Palo Alto complaining about high speed rail

There was a big dustup about the California High Speed Rail and Caltrain partnership. Now that voters have approved the line, now we get to see how expensive it will be after everybody realizes there will be rail running through their backyard.

Bikes and trains go together like cake and frosting. You can’t eat more than a finger full of frosting because it’s super-sweet. But the cake is better with frosting. They balance each other out. Same with bikes and trains. Rail is expensive to lay and it works best to have long trains that go fast, so you want to use it as a transportation artery. You could drive to the train station, but that’s about the worst possible way to commute, being before your engine and catalytic converter has a chance to warm up which leads to more pollution, less fuel efficiency, and often a car that doesn’t last as long as it ought to. Bikes are a much better answer to how to get people to the trains.

Thus, right now, there’s the Caltrain lines going between San Francisco and San Jose, with commuter trains down to Gilroy. And there’s a fairly significant bike-to-train population, so the stations get loaded with tons of bikes and the bike cars get full too.

There’s also some Amtrak lines up and down the coast, but they aren’t great. The problem is, it’s all shared with cargo rail, so passenger rail doesn’t always keep to a good schedule. It’s also fairly slow. It works better for my parents, who don’t have a job to return to, than it works for us. But if you think about how many cars take the I-5 and US 101 up and down the coast, plus the huge number of flights up and down the coast, you realize that getting there at a decent speed is kind of important.

Now, the California High Speed Rail actually, at least out here, prepared to solve two problems at once. See, Caltrain is diesel. So, when the gas prices went haywire in 2008, they were getting heavy use, but were also spending a lot of money to power the trains. Thus, they need to go electric so they aren’t exposed to that, plus so they can run tunnels underground to the Transbay Terminal, plus it’ll make the already speedy service even speedier. The high speed rail needs somewhere to lay track, and it’s easier if there’s already some of the work done.

Places like Redwood City and San Mateo recognize that the improvements to CalTrain have made their communities better.

Unfortunately, Palo Alto and Menlo Park and Atherton refuse to consider such a thing. A poster on Palo Alto’s daily yellow journal claims that “An elevated high speed rail train thruogh this town would bring devastating impacts across the community - including miserable traffic, ruination of property values from 101 to El Camino, that will equate to ruination of school district, terrible noise impacts, terrible hits to our school sites, fields, parks, historic character, and so much more more. This is direct threat to the very nature and character and value of Palo Alto, and many of our neighborhing cities as well.”

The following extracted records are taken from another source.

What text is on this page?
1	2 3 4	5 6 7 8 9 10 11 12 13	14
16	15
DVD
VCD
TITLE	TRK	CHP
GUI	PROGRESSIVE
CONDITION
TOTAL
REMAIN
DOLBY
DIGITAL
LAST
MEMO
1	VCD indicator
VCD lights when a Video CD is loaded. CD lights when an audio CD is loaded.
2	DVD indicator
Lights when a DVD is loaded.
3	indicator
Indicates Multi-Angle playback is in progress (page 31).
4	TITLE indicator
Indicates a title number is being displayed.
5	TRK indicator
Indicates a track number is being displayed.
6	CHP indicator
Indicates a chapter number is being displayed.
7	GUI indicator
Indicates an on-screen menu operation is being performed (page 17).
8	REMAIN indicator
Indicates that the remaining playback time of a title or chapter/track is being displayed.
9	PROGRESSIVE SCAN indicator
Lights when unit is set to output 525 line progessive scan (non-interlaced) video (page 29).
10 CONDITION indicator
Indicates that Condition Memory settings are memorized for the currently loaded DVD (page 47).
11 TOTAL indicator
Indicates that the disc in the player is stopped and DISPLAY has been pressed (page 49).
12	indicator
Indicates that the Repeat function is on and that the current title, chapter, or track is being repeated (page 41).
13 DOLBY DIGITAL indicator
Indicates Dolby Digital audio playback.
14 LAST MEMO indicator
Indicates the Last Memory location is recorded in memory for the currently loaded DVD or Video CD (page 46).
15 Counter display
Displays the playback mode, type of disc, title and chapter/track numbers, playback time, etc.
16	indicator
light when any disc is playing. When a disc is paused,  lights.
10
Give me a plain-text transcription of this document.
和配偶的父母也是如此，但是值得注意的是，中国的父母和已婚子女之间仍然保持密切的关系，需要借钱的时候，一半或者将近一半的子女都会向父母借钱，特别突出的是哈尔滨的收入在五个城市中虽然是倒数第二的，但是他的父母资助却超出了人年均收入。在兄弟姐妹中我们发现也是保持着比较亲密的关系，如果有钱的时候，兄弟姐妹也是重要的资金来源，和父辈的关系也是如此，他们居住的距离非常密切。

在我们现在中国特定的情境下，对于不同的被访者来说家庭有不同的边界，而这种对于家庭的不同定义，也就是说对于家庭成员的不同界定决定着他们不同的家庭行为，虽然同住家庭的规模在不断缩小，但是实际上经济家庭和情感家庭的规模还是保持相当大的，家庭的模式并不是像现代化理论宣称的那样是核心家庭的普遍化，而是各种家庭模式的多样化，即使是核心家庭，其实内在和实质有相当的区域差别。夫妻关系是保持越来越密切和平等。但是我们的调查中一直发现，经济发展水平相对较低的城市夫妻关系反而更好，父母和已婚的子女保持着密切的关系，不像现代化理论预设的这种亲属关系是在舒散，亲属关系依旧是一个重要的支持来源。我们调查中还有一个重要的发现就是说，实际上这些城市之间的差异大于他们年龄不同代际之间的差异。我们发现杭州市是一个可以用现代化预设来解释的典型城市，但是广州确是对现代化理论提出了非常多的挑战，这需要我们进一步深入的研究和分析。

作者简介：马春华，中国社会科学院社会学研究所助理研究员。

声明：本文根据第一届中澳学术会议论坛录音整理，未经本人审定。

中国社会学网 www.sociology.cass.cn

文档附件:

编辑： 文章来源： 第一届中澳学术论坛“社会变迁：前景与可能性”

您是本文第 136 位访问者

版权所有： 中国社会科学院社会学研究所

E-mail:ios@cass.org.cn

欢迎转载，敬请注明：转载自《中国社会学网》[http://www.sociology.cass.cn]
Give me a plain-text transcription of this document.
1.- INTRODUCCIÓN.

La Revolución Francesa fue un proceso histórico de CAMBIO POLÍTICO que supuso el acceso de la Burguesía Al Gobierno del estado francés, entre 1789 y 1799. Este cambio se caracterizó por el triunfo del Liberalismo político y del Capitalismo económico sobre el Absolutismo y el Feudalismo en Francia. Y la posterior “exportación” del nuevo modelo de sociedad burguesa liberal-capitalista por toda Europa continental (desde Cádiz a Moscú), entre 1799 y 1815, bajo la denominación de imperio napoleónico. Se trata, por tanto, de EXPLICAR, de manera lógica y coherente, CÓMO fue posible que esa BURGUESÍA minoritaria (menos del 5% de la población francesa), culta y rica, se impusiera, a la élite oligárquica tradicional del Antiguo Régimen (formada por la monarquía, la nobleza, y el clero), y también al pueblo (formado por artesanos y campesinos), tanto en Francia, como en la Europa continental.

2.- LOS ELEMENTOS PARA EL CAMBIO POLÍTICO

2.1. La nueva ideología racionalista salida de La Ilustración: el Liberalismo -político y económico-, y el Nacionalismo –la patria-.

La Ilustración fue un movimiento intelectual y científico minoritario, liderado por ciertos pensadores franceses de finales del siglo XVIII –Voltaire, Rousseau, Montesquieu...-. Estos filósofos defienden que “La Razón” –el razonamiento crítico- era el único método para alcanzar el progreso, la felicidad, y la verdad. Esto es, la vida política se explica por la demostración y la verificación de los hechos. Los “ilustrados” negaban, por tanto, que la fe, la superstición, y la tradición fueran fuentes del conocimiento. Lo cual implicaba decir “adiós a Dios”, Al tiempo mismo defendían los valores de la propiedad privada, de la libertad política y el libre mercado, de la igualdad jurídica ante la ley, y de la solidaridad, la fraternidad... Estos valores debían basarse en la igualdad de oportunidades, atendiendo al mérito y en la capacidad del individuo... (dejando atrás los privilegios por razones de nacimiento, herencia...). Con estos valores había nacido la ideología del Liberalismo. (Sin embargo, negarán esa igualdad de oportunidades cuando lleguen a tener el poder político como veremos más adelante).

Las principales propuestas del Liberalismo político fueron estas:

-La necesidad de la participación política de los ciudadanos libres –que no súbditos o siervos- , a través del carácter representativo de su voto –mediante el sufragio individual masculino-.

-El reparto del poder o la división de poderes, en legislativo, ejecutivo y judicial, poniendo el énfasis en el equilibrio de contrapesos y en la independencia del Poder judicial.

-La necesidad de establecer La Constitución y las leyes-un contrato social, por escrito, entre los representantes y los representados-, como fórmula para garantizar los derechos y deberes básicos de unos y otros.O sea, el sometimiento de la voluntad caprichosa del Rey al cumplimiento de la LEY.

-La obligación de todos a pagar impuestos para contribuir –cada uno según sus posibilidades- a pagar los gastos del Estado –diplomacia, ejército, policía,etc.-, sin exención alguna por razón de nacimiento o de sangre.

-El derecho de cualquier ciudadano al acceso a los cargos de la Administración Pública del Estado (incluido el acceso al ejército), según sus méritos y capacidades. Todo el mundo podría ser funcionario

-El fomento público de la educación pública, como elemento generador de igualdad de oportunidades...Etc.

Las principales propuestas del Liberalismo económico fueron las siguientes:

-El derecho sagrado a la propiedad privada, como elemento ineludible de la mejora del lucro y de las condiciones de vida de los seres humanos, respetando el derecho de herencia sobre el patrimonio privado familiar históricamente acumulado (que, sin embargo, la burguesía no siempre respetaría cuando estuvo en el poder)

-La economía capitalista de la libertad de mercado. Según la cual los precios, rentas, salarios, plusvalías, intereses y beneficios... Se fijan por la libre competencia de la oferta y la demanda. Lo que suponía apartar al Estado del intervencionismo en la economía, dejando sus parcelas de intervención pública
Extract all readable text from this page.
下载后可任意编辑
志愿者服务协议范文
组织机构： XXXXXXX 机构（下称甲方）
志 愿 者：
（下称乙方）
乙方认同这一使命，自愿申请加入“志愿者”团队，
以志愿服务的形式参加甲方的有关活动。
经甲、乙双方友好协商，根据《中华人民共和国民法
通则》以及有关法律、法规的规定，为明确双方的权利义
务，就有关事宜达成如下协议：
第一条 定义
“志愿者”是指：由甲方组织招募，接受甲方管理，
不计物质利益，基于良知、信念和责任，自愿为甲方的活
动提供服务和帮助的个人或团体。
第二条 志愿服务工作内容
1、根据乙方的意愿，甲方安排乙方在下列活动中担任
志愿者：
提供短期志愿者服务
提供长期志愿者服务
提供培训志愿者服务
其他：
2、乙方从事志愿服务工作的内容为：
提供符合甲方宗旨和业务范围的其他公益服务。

Which totally ignores that once you electrify CalTrain and maintain the tracks to HSR standards, the trains get quieter and CalTrain service will improve further. Likewise, it’s not going to add to the traffic because people will be able to start at the closest existing commuter station.

Pretty much, what these communities really want is for all four tracks of CalTrain + HSR to be running underground, however they don’t want to pay whatever above-and-beyond costs this would require above the costs to either run four tracks parallel or running two tracks on ground-level, plus two tracks above in a concrete platform. But they don’t want to say this, so they’ll claim that they’ve been bamboozled by the various authorities or other such BS.

As is, in what the Palo Alto folks are calling a victory, there’s a partnership but now the partnership doesn’t specify exactly what arrangement of rails is used. Which is really just kicking it down the curb leaving room for future nasty battles.